As we await a signal about a new name for Cape Town International Airport, let us not be distracted. For distraction is an ancient political game.
What happened at Cape Town International Airport on Monday resembled a circus. A public participation exercise was called off after scuffles between EFF supporters and others, including Khoisan representatives.
The circus metaphor is apt. Roman scribe Juvenal coined the term “bread and circuses” more than 2000 years ago to describe a practice during that society’s transition from republican to imperial rule.
While their world was being eroded, the Roman masses were distracted by bread and circuses. Their basic impulses, including the desire for entertainment, were serviced while their republic was disappearing.
In South Africa, sport fulfils this circus role. People become so engrossed in following their favourite teams or players that they lose sight of social, economic and political deterioration.
Political theatre, where the EFF often takes centre stage, is also a distraction. Since they burst into parliament after the 2014 elections, these noisy representatives have created circus-like conditions in several venues. This has some distracting entertainment value. It provokes argument and discussion but, unlike sport and other circuses, it can have sinister implications.
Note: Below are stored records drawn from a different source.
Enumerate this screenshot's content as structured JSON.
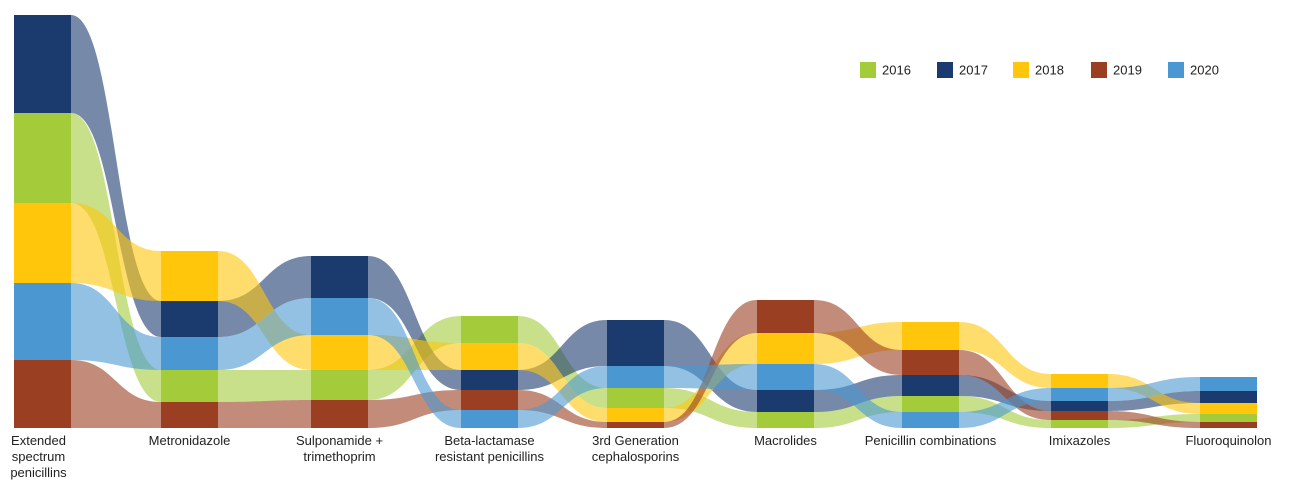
{
  "chart_data": {
    "type": "ribbon",
    "categories": [
      "Extended spectrum penicillins",
      "Metronidazole",
      "Sulponamide + trimethoprim",
      "Beta-lactamase resistant penicillins",
      "3rd Generation cephalosporins",
      "Macrolides",
      "Penicillin combinations",
      "Imixazoles",
      "Fluoroquinolon"
    ],
    "series": [
      {
        "name": "2016",
        "color": "#a4cc3a",
        "values": [
          90,
          32,
          30,
          27,
          20,
          16,
          16,
          8,
          8
        ]
      },
      {
        "name": "2017",
        "color": "#1b3a6e",
        "values": [
          98,
          36,
          42,
          20,
          46,
          22,
          21,
          10,
          12
        ]
      },
      {
        "name": "2018",
        "color": "#ffc60b",
        "values": [
          80,
          50,
          35,
          27,
          14,
          31,
          28,
          14,
          11
        ]
      },
      {
        "name": "2019",
        "color": "#9b3f22",
        "values": [
          68,
          26,
          28,
          20,
          6,
          33,
          25,
          9,
          6
        ]
      },
      {
        "name": "2020",
        "color": "#4a97d2",
        "values": [
          77,
          33,
          37,
          18,
          22,
          26,
          16,
          13,
          14
        ]
      }
    ]
  }
}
Disrespect for rules and laws may have a certain charm when we agree with chants such as “pay back the money”. But the charm wears off when these folk lead forcible land invasions.
The campaign to rename Cape Town airport after Winnie Madikizela-Mandela gained momentum when EFF leader Julius Malema made the suggestion during “Mama’s” April funeral at Orlando Stadium.
Now, there is a great hubbub about airport names. Other people are being mentioned, including Nelson Mandela, Robert Sobukwe, Albertina Sisulu and Archbishop Desmond Tutu.
Oooh. Oooh. Let’s contest and argue the merits of each. How entertaining. But ultimately, this is another distraction from bigger issues facing the country, such as poverty, unemployment, crime and corruption.
A hungry family cannot eat a sign which directs rich people to an airport. It will make no difference to any unemployed person. Rather focus on SA’s crumbling healthcare and education.
Wikipedia says the phrase “bread and circuses” means “to generate public approval, not by excellence in public service or public policy but by diversion, distraction”.
Juvenal used the term “to decry the selfishness of common people and their neglect of wider concerns”.
When Jan Smuts Airport was renamed Johannesburg International Airport (JIA) in 1994, the ANC said it favoured a policy of not naming airports after politicians. That policy was overturned when Thabo Mbeki arranged for JIA to bear the name of his mentor, OR Tambo.
Now, we are set for a rash of new names, until the next wind of political change comes to pass.
Malema and others have asked “Mama Winnie” to “give us a signal”. Maybe, on Monday, she was trying to say: don’t waste time with this silly business.
Don’t be distracted from core issues.